State-of-the-art packaging facility for Albion

Sugar packaging plants from Enmore will be split between Blairmont and Albion facilities as the Guyana Sugar Corporation (GuySuCo) aims to reposition itself as a value added producer, a reliable source told Stabroek News.

Plans are in place for the construction of a state-of-the-art packaging facility at Albion Estate, which will accommodate four packaging plants and will include a plant from the Enmore facility.

According to a reliable source, GuySuCo has already procured three packaging plants from the United Kingdom. These plants are expected to arrive by the end of this year in the country.

The source further informed that with the new plants, sugar will be transferred from the factory straight onto the packaging line.

Of the three plants procured, one will be placed at the Blairmont Packaging Plant while the two others will placed at Albion.

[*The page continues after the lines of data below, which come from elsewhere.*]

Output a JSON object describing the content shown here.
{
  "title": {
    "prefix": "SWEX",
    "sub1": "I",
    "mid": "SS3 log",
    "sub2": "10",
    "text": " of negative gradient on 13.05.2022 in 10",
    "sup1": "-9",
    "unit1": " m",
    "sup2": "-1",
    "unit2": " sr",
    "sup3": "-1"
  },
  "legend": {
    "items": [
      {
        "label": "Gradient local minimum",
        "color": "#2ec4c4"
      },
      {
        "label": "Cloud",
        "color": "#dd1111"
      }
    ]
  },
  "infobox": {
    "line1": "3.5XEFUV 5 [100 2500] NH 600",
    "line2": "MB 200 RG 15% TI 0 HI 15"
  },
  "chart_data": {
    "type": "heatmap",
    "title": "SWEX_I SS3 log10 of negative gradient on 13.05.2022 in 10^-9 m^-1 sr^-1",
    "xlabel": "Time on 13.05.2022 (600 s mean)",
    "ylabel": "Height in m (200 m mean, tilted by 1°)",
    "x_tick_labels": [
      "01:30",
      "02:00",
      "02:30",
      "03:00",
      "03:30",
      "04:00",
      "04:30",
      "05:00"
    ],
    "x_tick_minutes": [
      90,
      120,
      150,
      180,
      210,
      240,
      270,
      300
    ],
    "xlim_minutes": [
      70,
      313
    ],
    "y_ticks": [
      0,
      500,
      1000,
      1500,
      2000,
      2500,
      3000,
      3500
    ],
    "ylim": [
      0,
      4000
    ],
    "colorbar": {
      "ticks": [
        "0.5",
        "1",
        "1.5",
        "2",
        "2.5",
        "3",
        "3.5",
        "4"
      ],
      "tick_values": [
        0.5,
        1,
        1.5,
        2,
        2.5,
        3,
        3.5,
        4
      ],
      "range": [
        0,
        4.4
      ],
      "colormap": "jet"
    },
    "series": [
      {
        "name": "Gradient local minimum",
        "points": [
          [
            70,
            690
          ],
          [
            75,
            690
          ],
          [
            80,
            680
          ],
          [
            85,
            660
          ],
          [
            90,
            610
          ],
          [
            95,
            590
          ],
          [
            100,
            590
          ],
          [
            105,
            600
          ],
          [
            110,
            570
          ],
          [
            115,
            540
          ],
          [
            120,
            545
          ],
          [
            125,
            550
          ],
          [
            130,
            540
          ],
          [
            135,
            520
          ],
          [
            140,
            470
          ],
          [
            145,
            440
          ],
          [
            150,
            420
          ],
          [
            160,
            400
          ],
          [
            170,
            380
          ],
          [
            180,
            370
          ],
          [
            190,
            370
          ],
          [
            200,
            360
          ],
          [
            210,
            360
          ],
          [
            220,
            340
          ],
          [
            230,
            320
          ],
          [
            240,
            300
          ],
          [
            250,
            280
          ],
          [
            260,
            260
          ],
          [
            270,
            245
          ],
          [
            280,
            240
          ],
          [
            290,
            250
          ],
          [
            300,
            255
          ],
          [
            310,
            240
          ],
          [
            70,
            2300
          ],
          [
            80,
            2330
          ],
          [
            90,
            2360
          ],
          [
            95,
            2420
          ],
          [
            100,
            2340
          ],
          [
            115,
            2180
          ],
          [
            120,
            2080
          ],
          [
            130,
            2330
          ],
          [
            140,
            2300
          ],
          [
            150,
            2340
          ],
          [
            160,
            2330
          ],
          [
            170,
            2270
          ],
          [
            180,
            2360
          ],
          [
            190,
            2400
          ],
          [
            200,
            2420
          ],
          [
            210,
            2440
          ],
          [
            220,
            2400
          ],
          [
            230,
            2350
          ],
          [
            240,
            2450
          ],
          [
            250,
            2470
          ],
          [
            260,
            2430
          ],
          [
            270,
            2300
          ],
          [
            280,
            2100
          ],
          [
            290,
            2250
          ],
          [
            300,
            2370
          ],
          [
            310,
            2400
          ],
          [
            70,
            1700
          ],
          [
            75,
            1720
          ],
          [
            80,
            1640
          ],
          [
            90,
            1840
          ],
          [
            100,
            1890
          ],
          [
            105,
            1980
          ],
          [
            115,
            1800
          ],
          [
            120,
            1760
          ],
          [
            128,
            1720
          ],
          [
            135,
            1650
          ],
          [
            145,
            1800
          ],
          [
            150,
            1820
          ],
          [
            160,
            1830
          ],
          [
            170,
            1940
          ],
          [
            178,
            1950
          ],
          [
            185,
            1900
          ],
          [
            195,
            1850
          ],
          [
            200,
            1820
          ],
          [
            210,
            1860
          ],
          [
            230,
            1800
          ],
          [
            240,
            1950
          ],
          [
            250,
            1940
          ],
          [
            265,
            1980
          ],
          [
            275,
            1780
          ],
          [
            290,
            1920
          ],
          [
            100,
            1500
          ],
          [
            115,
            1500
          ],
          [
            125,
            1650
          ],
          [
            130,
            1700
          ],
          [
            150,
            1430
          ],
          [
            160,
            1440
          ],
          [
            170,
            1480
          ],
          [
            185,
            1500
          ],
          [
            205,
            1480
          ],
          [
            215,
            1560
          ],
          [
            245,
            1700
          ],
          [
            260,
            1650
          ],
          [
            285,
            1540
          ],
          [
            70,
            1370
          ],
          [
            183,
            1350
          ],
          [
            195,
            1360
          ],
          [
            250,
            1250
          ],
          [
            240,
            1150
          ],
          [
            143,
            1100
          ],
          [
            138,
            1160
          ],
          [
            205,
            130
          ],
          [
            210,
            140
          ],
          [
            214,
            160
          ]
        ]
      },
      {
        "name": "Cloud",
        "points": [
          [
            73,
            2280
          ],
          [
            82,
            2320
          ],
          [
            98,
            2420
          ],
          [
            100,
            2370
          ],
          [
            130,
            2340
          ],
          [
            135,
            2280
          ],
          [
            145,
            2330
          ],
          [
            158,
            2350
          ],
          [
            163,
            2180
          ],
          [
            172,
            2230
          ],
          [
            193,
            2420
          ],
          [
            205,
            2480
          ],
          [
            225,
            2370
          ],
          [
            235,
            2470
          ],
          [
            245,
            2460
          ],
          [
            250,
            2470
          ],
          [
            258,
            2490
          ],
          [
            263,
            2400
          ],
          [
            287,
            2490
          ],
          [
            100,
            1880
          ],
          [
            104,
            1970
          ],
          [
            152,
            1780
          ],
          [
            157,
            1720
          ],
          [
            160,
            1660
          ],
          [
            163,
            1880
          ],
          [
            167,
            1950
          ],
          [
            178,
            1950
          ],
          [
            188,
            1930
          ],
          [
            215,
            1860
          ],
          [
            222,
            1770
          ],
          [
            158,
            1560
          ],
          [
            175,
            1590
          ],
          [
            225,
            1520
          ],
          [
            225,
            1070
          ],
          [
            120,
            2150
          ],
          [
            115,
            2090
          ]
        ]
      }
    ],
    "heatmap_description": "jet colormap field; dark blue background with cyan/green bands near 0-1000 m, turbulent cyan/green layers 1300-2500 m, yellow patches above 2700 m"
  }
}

“What we are trying to do is bring up the capacity at Blairmont from producing 9,000 metric tonnes to 15,000 metric tonnes of packaged sugar. So in the expansion, there will be three plants a Blairmont, the one from Enmore, one of the new ones and the one currently there,” the source familiar with the expansion works related.

In an advertisement earlier this month in the Guyana Chronicle, the sugar corporation invited qualified companies to submit bids for the construction of the building to house the packaging plant.

Jobs

The source told Stabroek News that the construction phase for the building that will house the packaging plants, will create at least two hundred jobs.

And in the post-construction period, jobs will be created for approximately 50 persons in the areas of maintenance, machine fitters, and production staff.

Minister of Agriculture, Zulfikar Mustapha, previously told Stabroek News “…This [deal] is with the packaging plant and we were thinking to relocate it to Albion because Albion is the premier estate grinding sugar… I don’t know why people blowing the thing out of proportion… Whatsoever was there [East Demerara Estate] remain in place we didn’t interfere with nothing else.”

The life of the Enmore packaging plant will come to an end by the last quarter of this year. The plan to lease the building housing the packaging plant to an oil & gas enterprise has prompted questions about the fate of the East Demerara sugar estate and the decision-making of the government and GuySuCo. There had been no prior notification to the public that the building housing the plant would be transformed into a machining shop and major stakeholders such as the sugar union, GAWU were caught by surprise.

Following the signing of a deal between local mechanical manufacturer, Guysons and its United States partner, equipment manufacturer K&B Industries, and government, the public learnt that the packaging plant would be relocated.

The Enmore packaging plant had been built in 2011 at a cost of US$12 million with part-financing from the European Union. It had been played up as a money spinner and a lifeline for the industry.